2.2.1. Im Beschwerdefall steht außer Streit, daß die öffentlich Bediensteten, die als Kursteilnehmer im BIfEB nächtigten, sich in Erfüllung ihres Berufes und der sich daraus ergebenden Dienstpflichten im Kurbezirk aufgehalten haben.
2.2.2. Zwischen den Parteien des verwaltungsgerichtlichen Verfahrens ist das Vorliegen des Befreiungstatbestandes "zur Ausübung ihrer beruflichen Tätigkeit" strittig. Während die belangte Behörde im angefochtenen Bescheid davon ausgeht, daß sich die öffentlich Bediensteten im Kurbezirk zwar in Erfüllung ihres Berufes und der sich daraus ergebenden Dienstpflichten aufgehalten, jedoch ihren Beruf im Sinne eines "engen Berufsbegriffes" nicht ausgeübt hätten, vertritt die beschwerdeführende Partei in der Beschwerde ebenso wie schon auf der Verwaltungsebene die Ansicht, daß die öffentlich Bediensteten (Verwaltungsbedienstete und Lehrer) im Rahmen ihrer beruflichen Tätigkeit einer im Dienstrecht verankerten Verpflichtung zur beruflichen Fortbildung nachgekommen seien. Gemäß § 58 BDG 1979 habe der Beamte, wenn es die dienstlichen Interessen erforderten, an Lehrveranstaltungen teilzunehmen, in denen die für die Wahrnehmung seiner dienstlichen Aufgaben erforderlichen Kenntnisse und Fähigkeiten vermittelt, ergänzt und erweitert würden bzw. in denen er die für seine Tätigkeit notwendige praktische Unterweisung erhalte. Aus § 58 BDG 1979 ergebe sich eindeutig, daß eine Weiterbildung zu den Dienstpflichten des Beamten gehöre (vgl. auch die Überschrift zum 6. Abschnitt des BDG 1979); damit stehe aber zweifelsfrei fest, daß Beamte und Lehrer, die im Rahmen ihrer dienstlichen Verpflichtung zur Aus- und Fortbildung im BIfEB nächtigen müßten, sich dort in Ausübung ihrer beruflichen Tätigkeit aufhielten.
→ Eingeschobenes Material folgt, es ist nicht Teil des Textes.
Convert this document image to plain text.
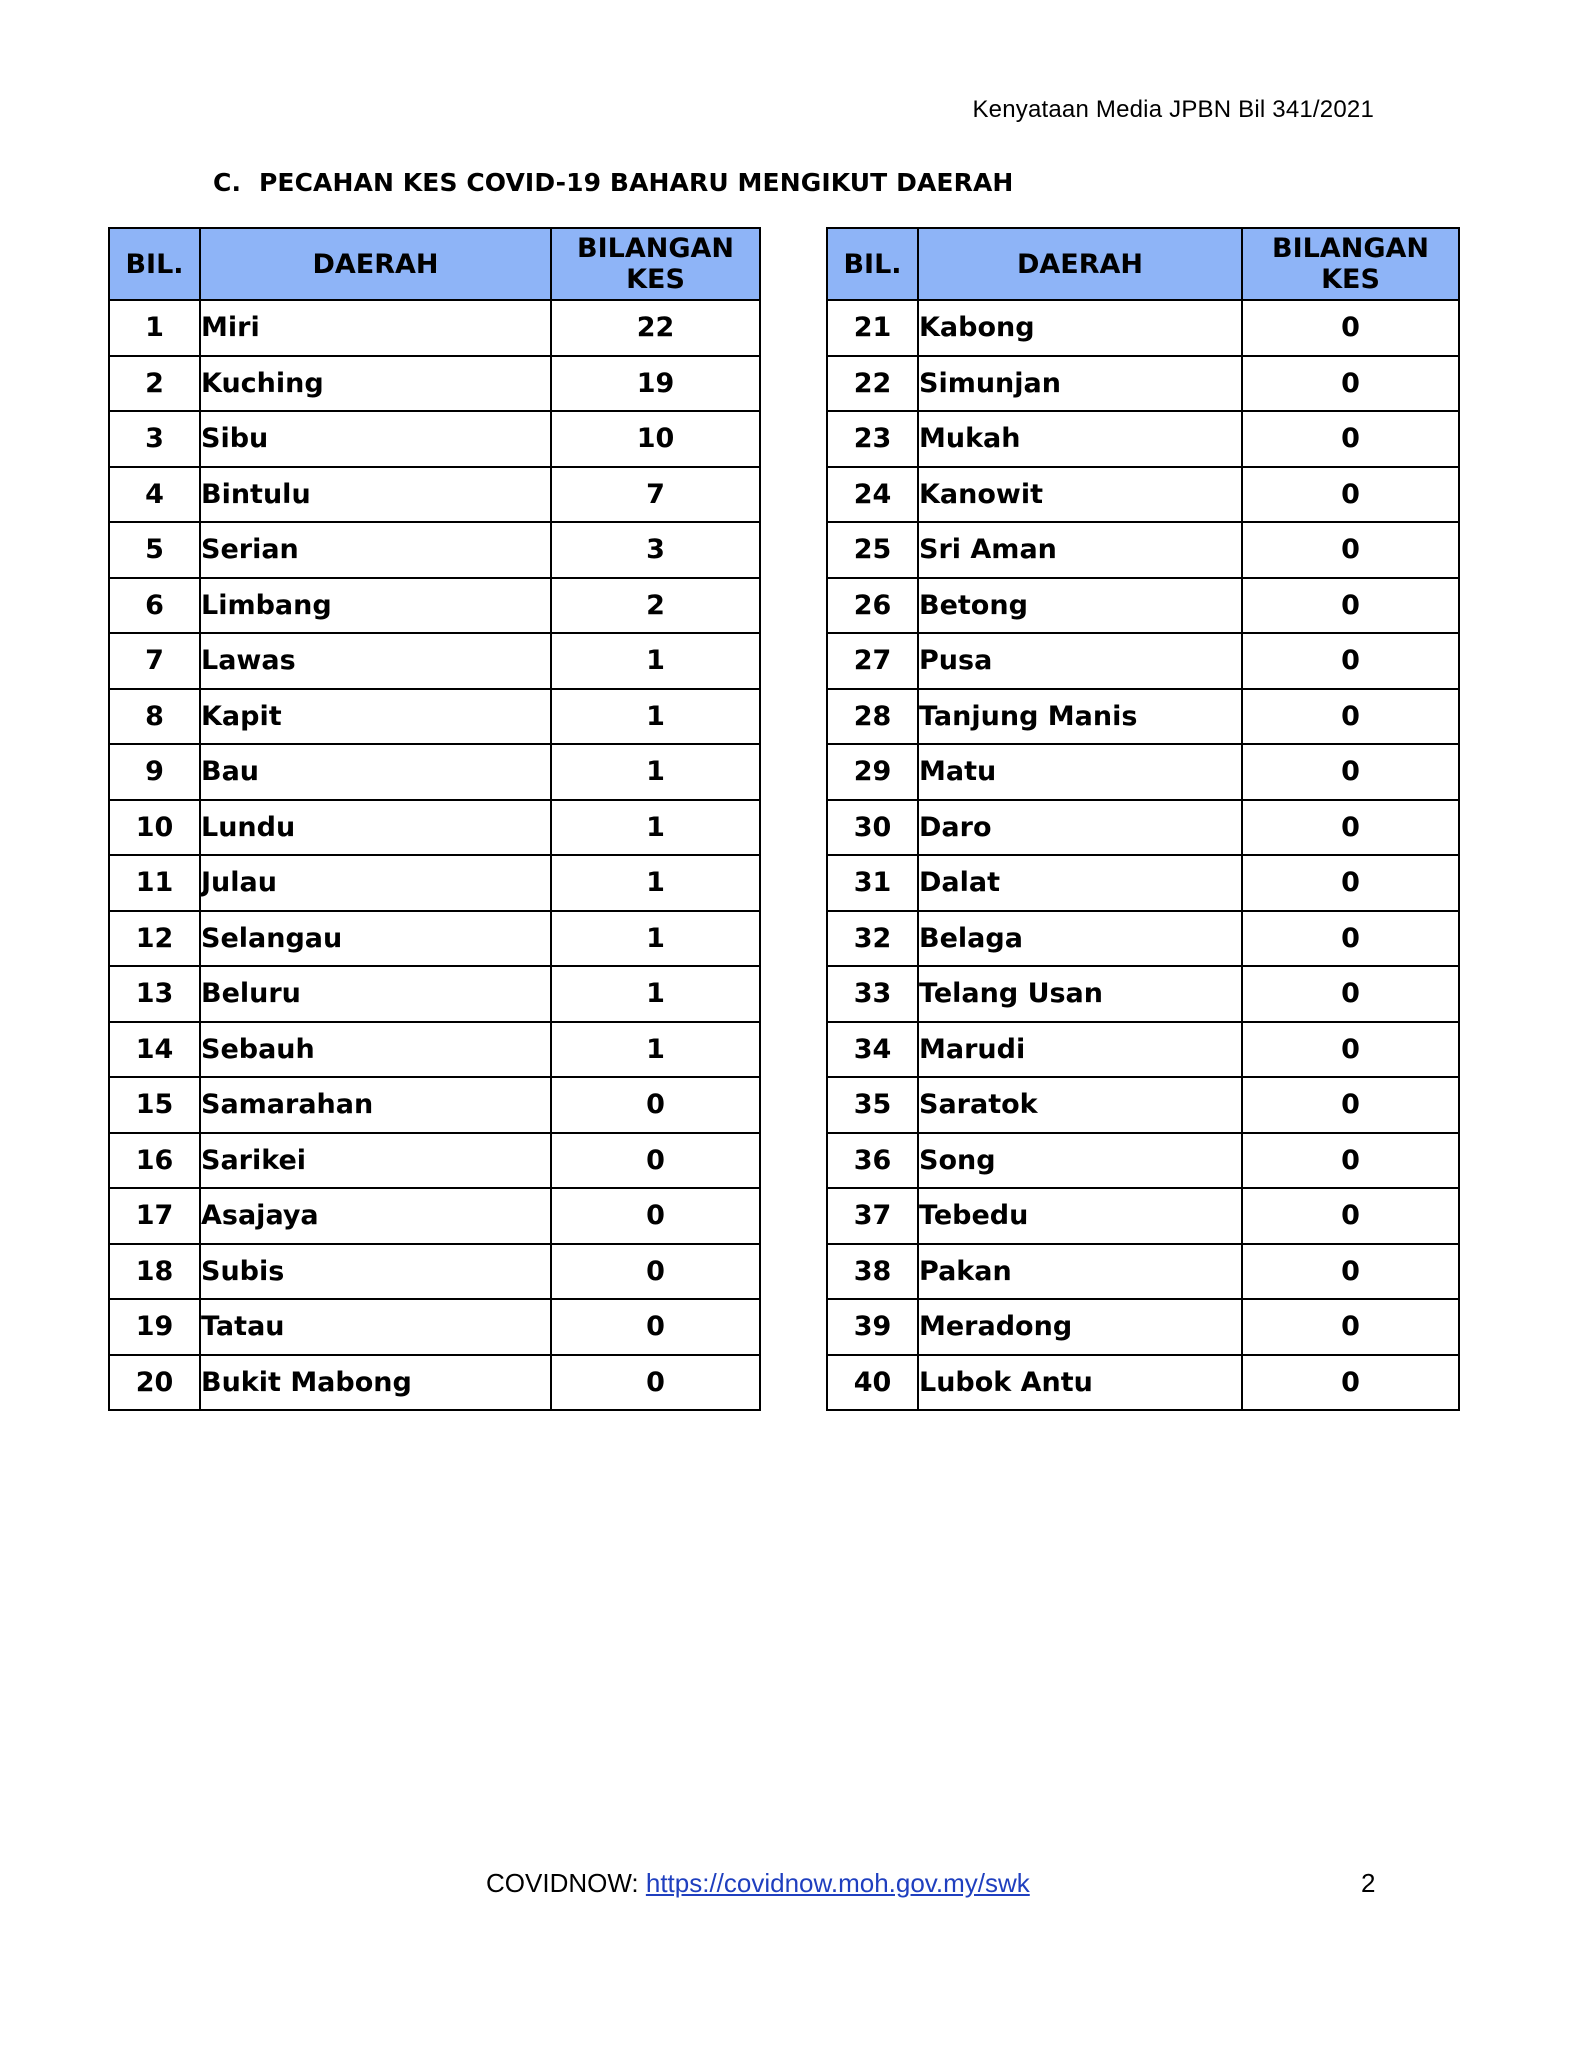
Kenyataan Media JPBN Bil 341/2021
C. PECAHAN KES COVID-19 BAHARU MENGIKUT DAERAH
BIL.	DAERAH	BILANGAN
KES
1	Miri	22
2	Kuching	19
3	Sibu	10
4	Bintulu	7
5	Serian	3
6	Limbang	2
7	Lawas	1
8	Kapit	1
9	Bau	1
10	Lundu	1
11	Julau	1
12	Selangau	1
13	Beluru	1
14	Sebauh	1
15	Samarahan	0
16	Sarikei	0
17	Asajaya	0
18	Subis	0
19	Tatau	0
20	Bukit Mabong	0
BIL.	DAERAH	BILANGAN
KES
21	Kabong	0
22	Simunjan	0
23	Mukah	0
24	Kanowit	0
25	Sri Aman	0
26	Betong	0
27	Pusa	0
28	Tanjung Manis	0
29	Matu	0
30	Daro	0
31	Dalat	0
32	Belaga	0
33	Telang Usan	0
34	Marudi	0
35	Saratok	0
36	Song	0
37	Tebedu	0
38	Pakan	0
39	Meradong	0
40	Lubok Antu	0
COVIDNOW: https://covidnow.moh.gov.my/swk	2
2.2.3. Mit diesen Beschwerdeausführungen ist die Beschwerdeführerin im Recht.
Wie der Verwaltungsgerichtshof in seinem (zum Salzburger KurtaxenG ergangenen) Erkenntnis vom , Zl. 85/17/0158, dargetan hat, ist der "berufsmäßige" Aufenthalt eines Richters im Sinne des Befreiungstatbestandes des "berufsmäßigen" Aufenthaltes im Salzburger KurtaxenG nicht nur ein solcher in Ausübung des richterlichen Amtes (Art. 87 Abs. 2 B-VG), sondern auch ein solcher in Erfüllung sonstiger Dienstpflichten; zu diesen Dienstpflichten zähle auch die richterliche Fort- bzw. Weiterbildung (vgl. § 57 RDG). Der Verwaltungsgerichtshof führte im oben zitierten Erkenntnis weiter aus, für Richter, Richteramtsanwärter und Beamte des Bundesministeriums für Justiz, welche zur Richterwoche zugelassen seien, sei die Teilnahme an der Veranstaltung Dienstpflicht. Sie erfolge daher in Ausübung des Berufes, der sich beim Richter, wie sich z.B. § 57 Abs. 2 RDG entnehmen lasse, nicht in der Ausübung des richterlichen Amtes erschöpfe.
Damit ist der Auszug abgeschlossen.